Because this is the sacred work of every Christian:
to share the faith we have received,
to let Christ’s light pass from life to life,
to hand on the Gospel
in quiet, steady ways.

Just as the Church in Acts
laid hands on Barnabas and Saul
and sent them forth,
trusting the Holy Spirit
to guide what they could not control,
so we, too, release the faith we share
into the lives of others.

And when someone recognizes that grace—
in our children,
in our friends,
in our communities—
we glimpse the truth of it all:
that the seeds planted in love
belong first to God,
and God makes them grow.

May the light we share
continue to move from heart to heart,
bearing fruit in God’s good soil.

Prayer

Lord Jesus,
Your grace is the light we walk in.
Strengthen the faith we share as Your people.
Let Your Word shape our hearts in quiet, steady ways.
Keep us rooted in Your mercy and truth.
And draw us deeper into the life of Your Spirit.
Amen

Tuesday, April 28, 2026

A Kingdom Built on Broken People

Readings 042826 

The Kingdom of God is not built on the strong,
the polished,
or the self‑assured.
It is built on those whom the Shepherd calls.

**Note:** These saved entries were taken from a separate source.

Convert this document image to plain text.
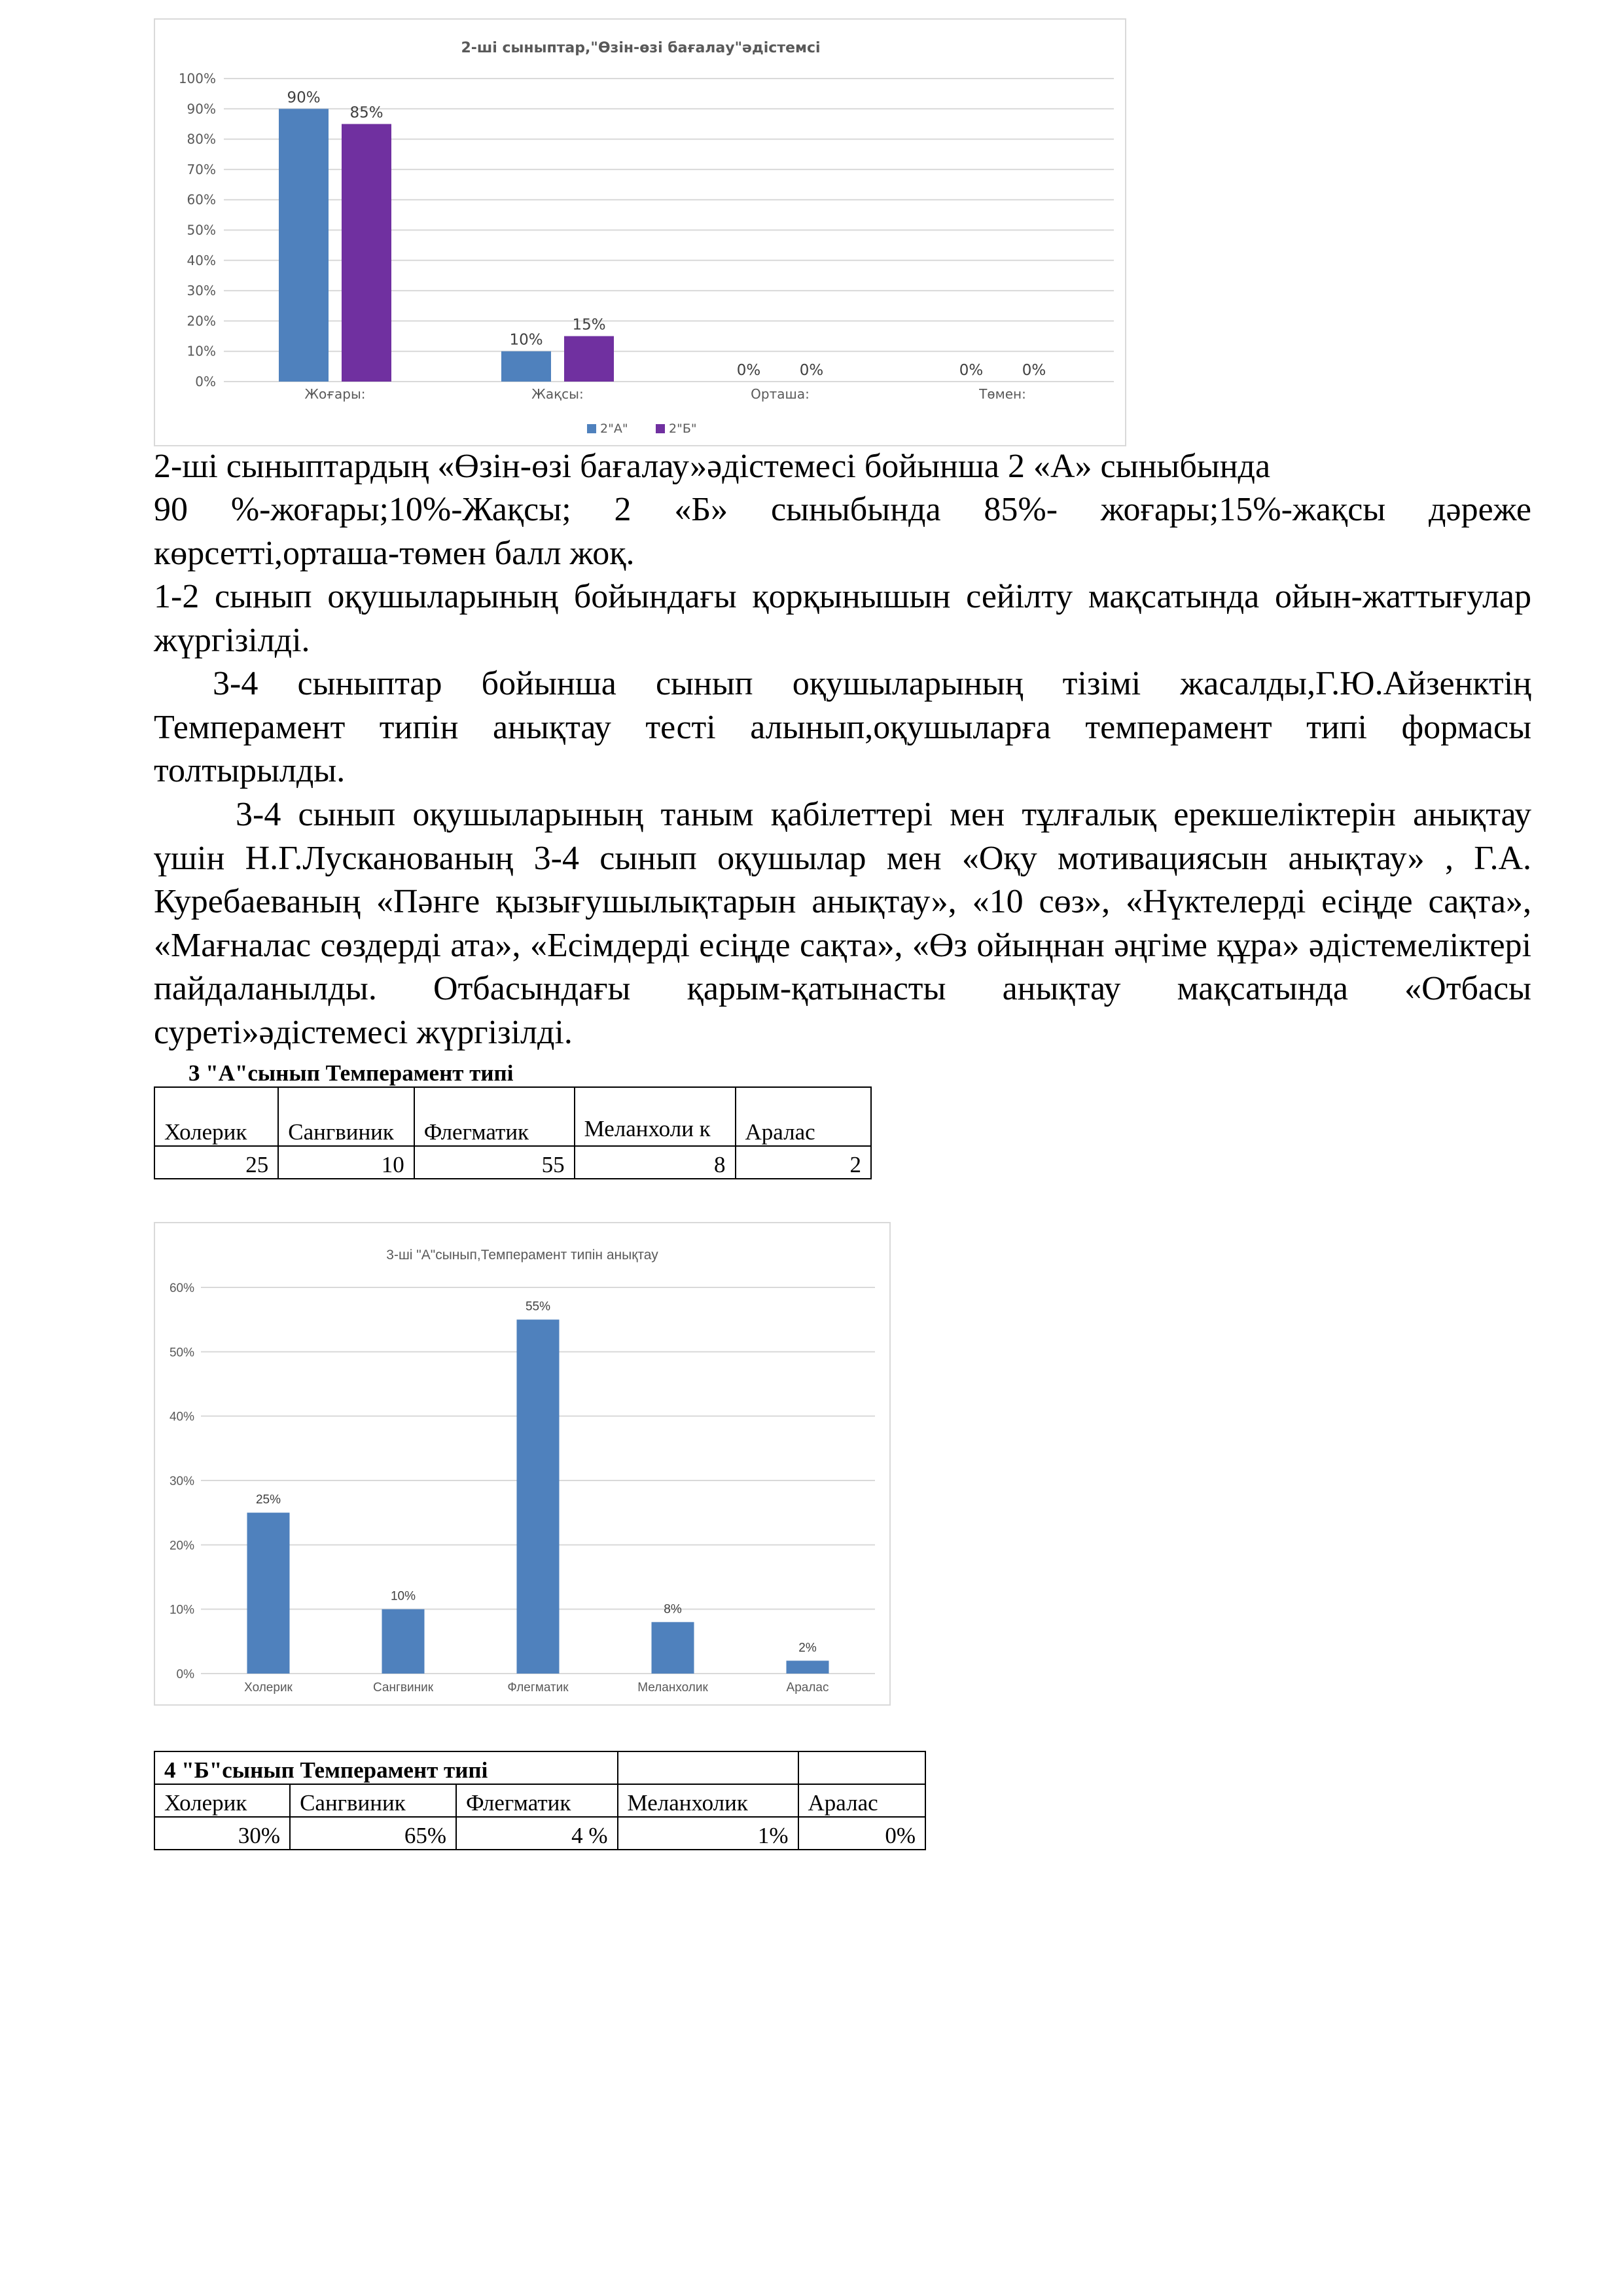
2-ші сыныптар,"Өзін-өзі бағалау"әдістемсі
0%
10%
20%
30%
40%
50%
60%
70%
80%
90%
100%
Жоғары:
90%
85%
Жақсы:
10%
15%
Орташа:
0%	0%
Төмен:
0%	0%
2"А"	2"Б"

2-ші сыныптардың «Өзін-өзі бағалау»әдістемесі бойынша 2 «А» сыныбында

90 %-жоғары;10%-Жақсы; 2 «Б» сыныбында 85%- жоғары;15%-жақсы дәреже көрсетті,орташа-төмен балл жоқ.

1-2 сынып оқушыларының бойындағы қорқынышын сейілту мақсатында ойын-жаттығулар жүргізілді.

3-4 сыныптар бойынша сынып оқушыларының тізімі жасалды,Г.Ю.Айзенктің Темперамент типін анықтау тесті алынып,оқушыларға темперамент типі формасы толтырылды.

3-4 сынып оқушыларының таным қабілеттері мен тұлғалық ерекшеліктерін анықтау үшін Н.Г.Лусканованың 3-4 сынып оқушылар мен «Оқу мотивациясын анықтау» , Г.А. Куребаеваның «Пәнге қызығушылықтарын анықтау», «10 сөз», «Нүктелерді есіңде сақта», «Мағналас сөздерді ата», «Есімдерді есіңде сақта», «Өз ойыңнан әңгіме құра» әдістемеліктері пайдаланылды. Отбасындағы қарым-қатынасты анықтау мақсатында «Отбасы суреті»әдістемесі жүргізілді.

3 "А"сынып Темперамент типі
Холерик	Сангвиник	Флегматик	Меланхоли к	Аралас
25	10	55	8	2
3-ші "А"сынып,Темперамент типін анықтау
0%
10%
20%
30%
40%
50%
60%
25%
Холерик
10%
Сангвиник
55%
Флегматик
8%
Меланхолик
2%
Аралас
4 "Б"сынып Темперамент типі				
Холерик	Сангвиник	Флегматик	Меланхолик	Аралас
30%	65%	4 %	1%	0%
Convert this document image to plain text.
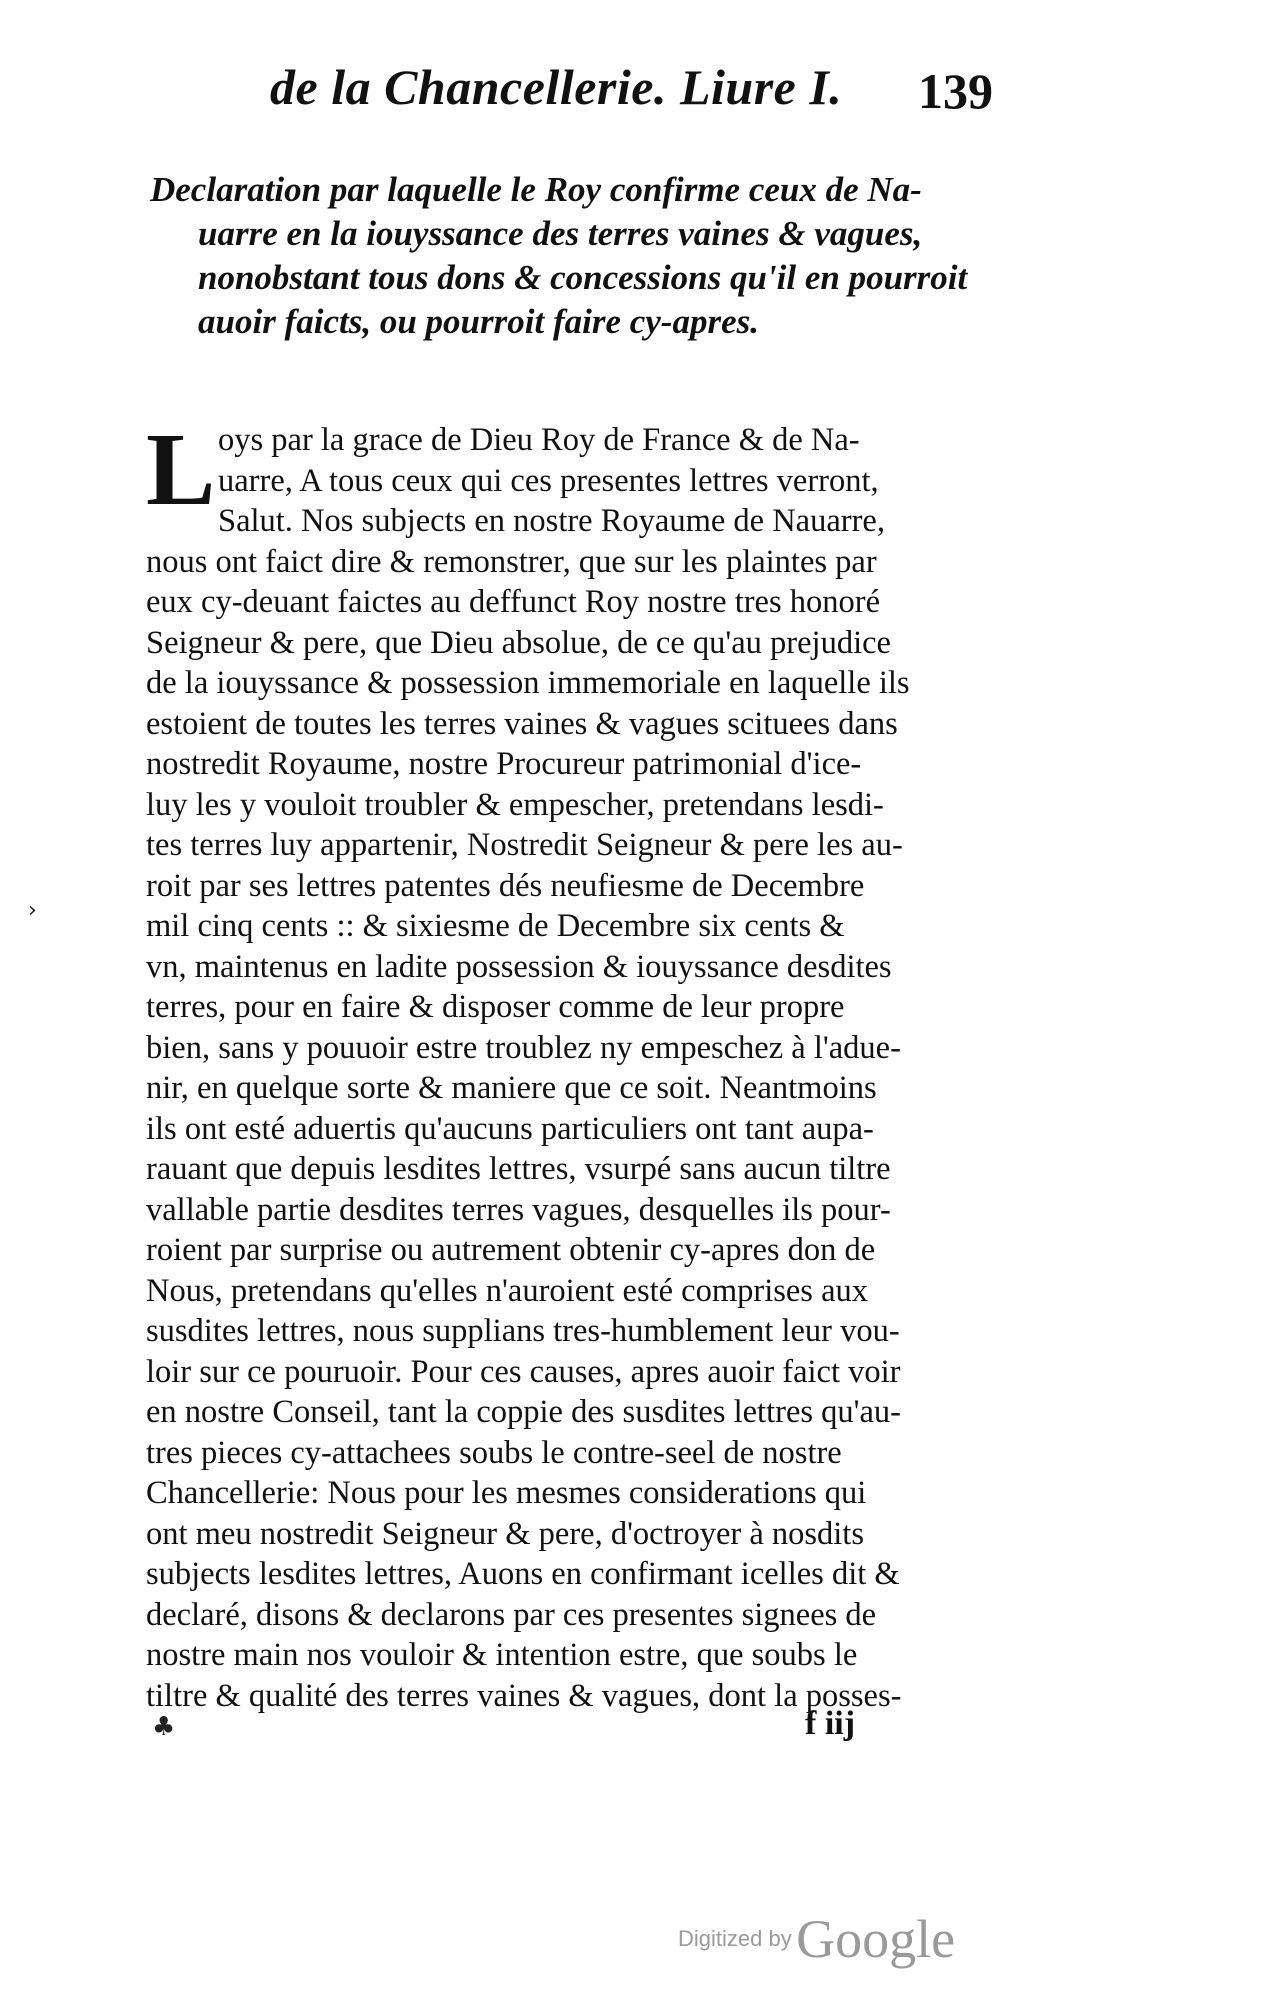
de la Chancellerie. Liure I.	139
Declaration par laquelle le Roy confirme ceux de Na-
uarre en la iouyssance des terres vaines & vagues,
nonobstant tous dons & concessions qu'il en pourroit
auoir faicts, ou pourroit faire cy-apres.
L oys par la grace de Dieu Roy de France & de Na-
uarre, A tous ceux qui ces presentes lettres verront,
Salut. Nos subjects en nostre Royaume de Nauarre,
nous ont faict dire & remonstrer, que sur les plaintes par
eux cy-deuant faictes au deffunct Roy nostre tres honoré
Seigneur & pere, que Dieu absolue, de ce qu'au prejudice
de la iouyssance & possession immemoriale en laquelle ils
estoient de toutes les terres vaines & vagues scituees dans
nostredit Royaume, nostre Procureur patrimonial d'ice-
luy les y vouloit troubler & empescher, pretendans lesdi-
tes terres luy appartenir, Nostredit Seigneur & pere les au-
roit par ses lettres patentes dés neufiesme de Decembre
mil cinq cents :: & sixiesme de Decembre six cents &
vn, maintenus en ladite possession & iouyssance desdites
terres, pour en faire & disposer comme de leur propre
bien, sans y pouuoir estre troublez ny empeschez à l'adue-
nir, en quelque sorte & maniere que ce soit. Neantmoins
ils ont esté aduertis qu'aucuns particuliers ont tant aupa-
rauant que depuis lesdites lettres, vsurpé sans aucun tiltre
vallable partie desdites terres vagues, desquelles ils pour-
roient par surprise ou autrement obtenir cy-apres don de
Nous, pretendans qu'elles n'auroient esté comprises aux
susdites lettres, nous supplians tres-humblement leur vou-
loir sur ce pouruoir. Pour ces causes, apres auoir faict voir
en nostre Conseil, tant la coppie des susdites lettres qu'au-
tres pieces cy-attachees soubs le contre-seel de nostre
Chancellerie: Nous pour les mesmes considerations qui
ont meu nostredit Seigneur & pere, d'octroyer à nosdits
subjects lesdites lettres, Auons en confirmant icelles dit &
declaré, disons & declarons par ces presentes signees de
nostre main nos vouloir & intention estre, que soubs le
tiltre & qualité des terres vaines & vagues, dont la posses-
f iij
›
♣
Digitized by Google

In Antioch, the hand of the Lord rested upon ordinary people —
men and women with mixed stories, mixed wounds, mixed pasts —
and a great number turned to the Lord.
There, in that imperfect community,
the disciples were first called Christians.
Not because they were flawless,
but because they belonged to Christ.

Jesus speaks with a steady, searching honesty:
“My works testify to me… but you do not believe
because you are not among my sheep.”
The dividing line is not brilliance, heritage, or success.
It is simply this:
Do we hear the Shepherd’s voice,
and do we follow where He leads?

Yet over the centuries, the flock has wandered.
Some chased other voices,
some sought other pastures,
and now many flocks stand divided,
scattered,
and vulnerable.

But Christ never spoke of many churches
competing for truth or splintered into tribes.
He spoke of one flock under one Shepherd,
one Body, one Bride —
a living Church born from His pierced side
and sustained by His Spirit.

And who stands at the foundation of this Kingdom?
Not the perfect —
but the broken who turn to the Lord.
Not the powerful —
but the ones who hear His voice
and rise when He calls their name.

This is the miracle of the Gospel:
Humanity in all its frailty
becomes the very stones
with which Christ builds His Church.
A Kingdom rising from mercy,
held together by grace,
gathered by the Shepherd
who knows His sheep
and calls each one home.

Prayer

Lord Jesus, 

Shepherd of the broken,
gather us again into Your one flock.
Call our names until our hearts awaken.
Bind our wounds with the mercy of Your Cross.
Build Your Kingdom upon our humble lives.
Lead us home by the sound of Your voice.